Restrukturierung | Personalabbau ist noch lange keine Restrukturierung

Ich kann mich gut an eine Diskussion vor vielen Jahren erinnern, die ich im Laufe der Jahre immer wieder in ähnlicher Form geführt habe. Wenn es klemmt, dann sind meist die Personalkosten zu hoch und Personal muss gehen. Meines Erachtens ist das sehr kurz gedacht. Oft ist damit auch die Vorstellung verbunden, dass wir durch Personalabbau wieder viel schneller und schlanker werden. Als Freund des Toyota Production Systems weiß ich, dass dem nicht so ist. Man muss schon deutlich mehr tun. Prozesse müssen auf den Prüfstand gestellt werden (was man ohnehin regelmäßig tun sollte), Abläufe und Entscheidungswege müssen kritisch hinterfragt werden (was eigentlich eine Daueraufgabe ist) und man muss im Hinterkopf behalten, dass eine solche Restrukturierung immer auch zu sehr viel Unsicherheit bei vielen Beteiligten führt (ups, da kommt wieder das Thema Veränderungsmanagement ins Spiel). Mit den Worten von Natalia Hoffmann-Demsing: Personalabbau ist noch keine Restrukturierung.

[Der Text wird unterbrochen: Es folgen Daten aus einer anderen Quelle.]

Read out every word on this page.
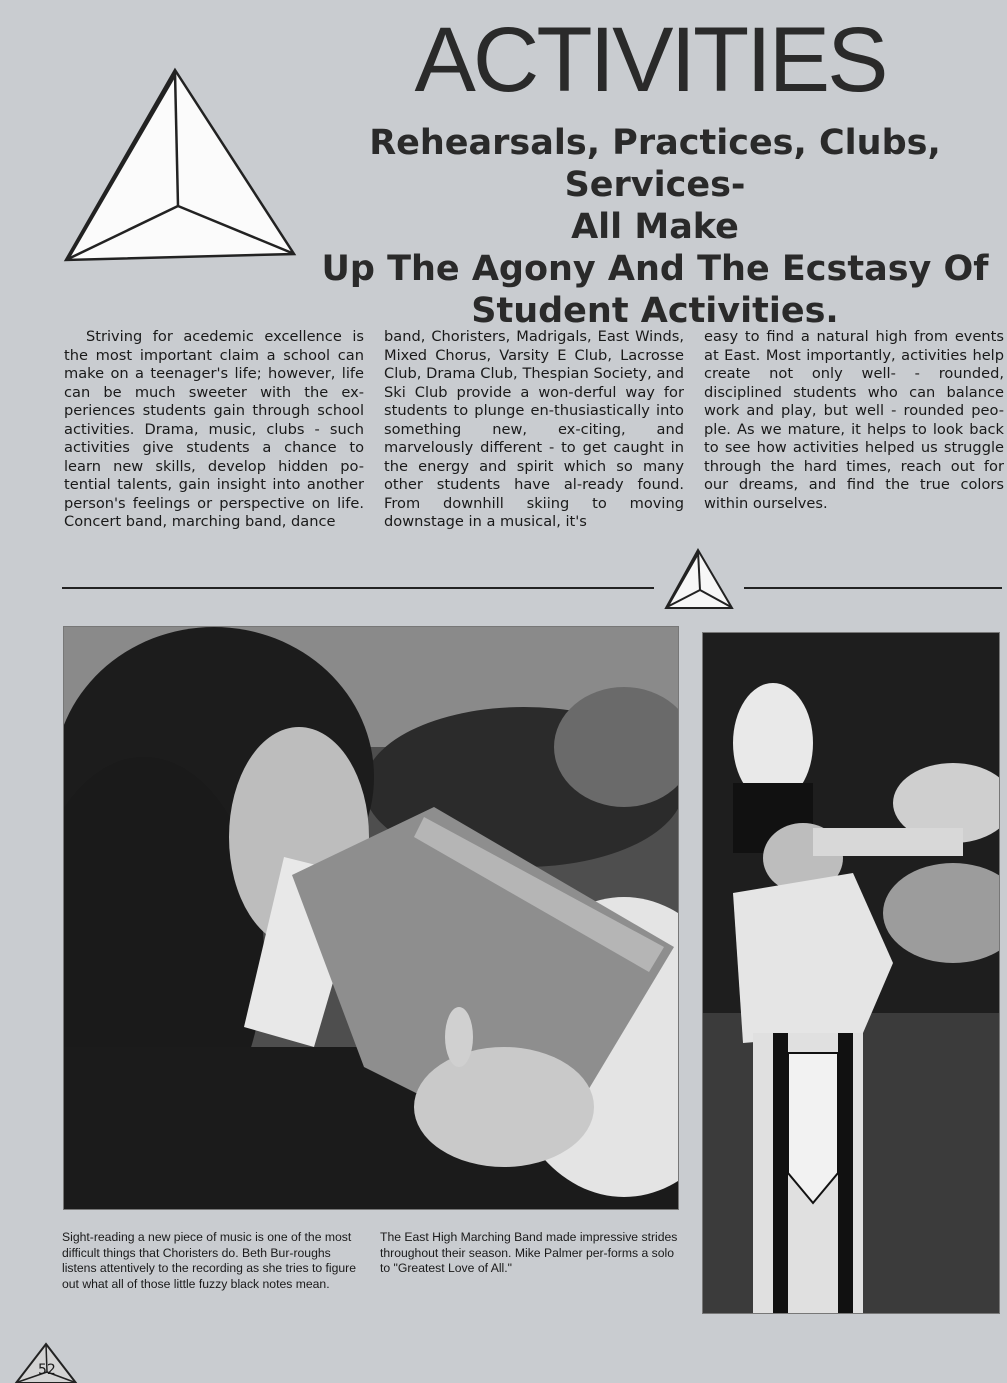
ACTIVITIES
Rehearsals, Practices, Clubs, Services-
All Make
Up The Agony And The Ecstasy Of
Student Activities.

Striving for acedemic excellence is the most important claim a school can make on a teenager's life; however, life can be much sweeter with the ex-periences students gain through school activities. Drama, music, clubs - such activities give students a chance to learn new skills, develop hidden po-tential talents, gain insight into another person's feelings or perspective on life. Concert band, marching band, dance

band, Choristers, Madrigals, East Winds, Mixed Chorus, Varsity E Club, Lacrosse Club, Drama Club, Thespian Society, and Ski Club provide a won-derful way for students to plunge en-thusiastically into something new, ex-citing, and marvelously different - to get caught in the energy and spirit which so many other students have al-ready found. From downhill skiing to moving downstage in a musical, it's

easy to find a natural high from events at East. Most importantly, activities help create not only well- - rounded, disciplined students who can balance work and play, but well - rounded peo-ple. As we mature, it helps to look back to see how activities helped us struggle through the hard times, reach out for our dreams, and find the true colors within ourselves.

Sight-reading a new piece of music is one of the most difficult things that Choristers do. Beth Bur-roughs listens attentively to the recording as she tries to figure out what all of those little fuzzy black notes mean.

The East High Marching Band made impressive strides throughout their season. Mike Palmer per-forms a solo to "Greatest Love of All."

52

https://t2informatik.de/blog/personalabbau-ist-noch-keine-restrukturierung/

Kleinkönigreiche | Wenn das „Kleinkönigreich“ erbittert verteidigt wird

Wenn Ursula Brummack in die Tasten haut, weiß ich: Es wird interessant. So auch bei ihrem Blogartikel „Bürotassengate”. Auch wenn das Beispiel ein bisschen nach Klischee klingt, verbirgt sich doch ein Phänomen hinter der Beschreibung, das mir im Leben schon oft begegnet ist. Gerade wenn es darum geht, Veränderungen loszutreten, können einzelne Gruppierungen ganz schön bärbeißig werden, da sie um den Einfluss fürchten, den man ihnen vermeintlich wegnehmen möchte. Auch hier wäre Führung wichtig gewesen. Eine Führung, die interveniert, verdeutlicht, worum es geht, und macht deutlich, wie wichtig etwas ist. Auch wenn es vermeintlich unwichtig zu sein scheint. Wer Auskömmlichkeit sinnvoll verbessern will, … Ich halte mich lieber zurück 😉

https://brummack.blog/buerotassengate/

Plötzlich Führungskraft | Weshalb es Sinn macht fachliche Karriere und Führungskarriere zu trennen

Als ich den Artikel von Vero Levesque im Blog des Forums „Agile Verwaltung“ gelesen habe, musste ich schmunzeln. Das Peter-Prinzip und andere „Gesetzmäßigkeiten” lassen fröhlich grüßen. Tatsächlich schicken wir nach wie vor Menschen in Führungsverantwortung, die sich aufgrund ihres fachlichen Könnens qualifiziert haben. Das Problem ist nur, dass man sie dann viel zu oft allein lässt und ignoriert, dass fachliches Können und Führung zwei Paar Schuhe sind. Leider sind die Karrieremodelle in den meisten Organisationen nach wie vor so ausgerichtet, dass Karriere in erster Linie die Übernahme von Führungsverantwortung bedeutet. Selbst dann, wenn es nicht sinnvoll ist. Es fehlen uns viel zu häufig Führungskräfte, die das Spannungsfeld zwischen Führenden, Geführten, Umwelt und Aufgabe wirklich durchdrungen haben. Sie verstehen sich nicht mehr als Fachexpert:innen, sondern als Servant Leader oder „Gastgeber“ (Hosting Leadership), die in erster Linie Rahmenbedingungen schaffen. Eine Trennung zwischen Fach- und Führungskarriere ist daher für mich durchaus sinnvoll.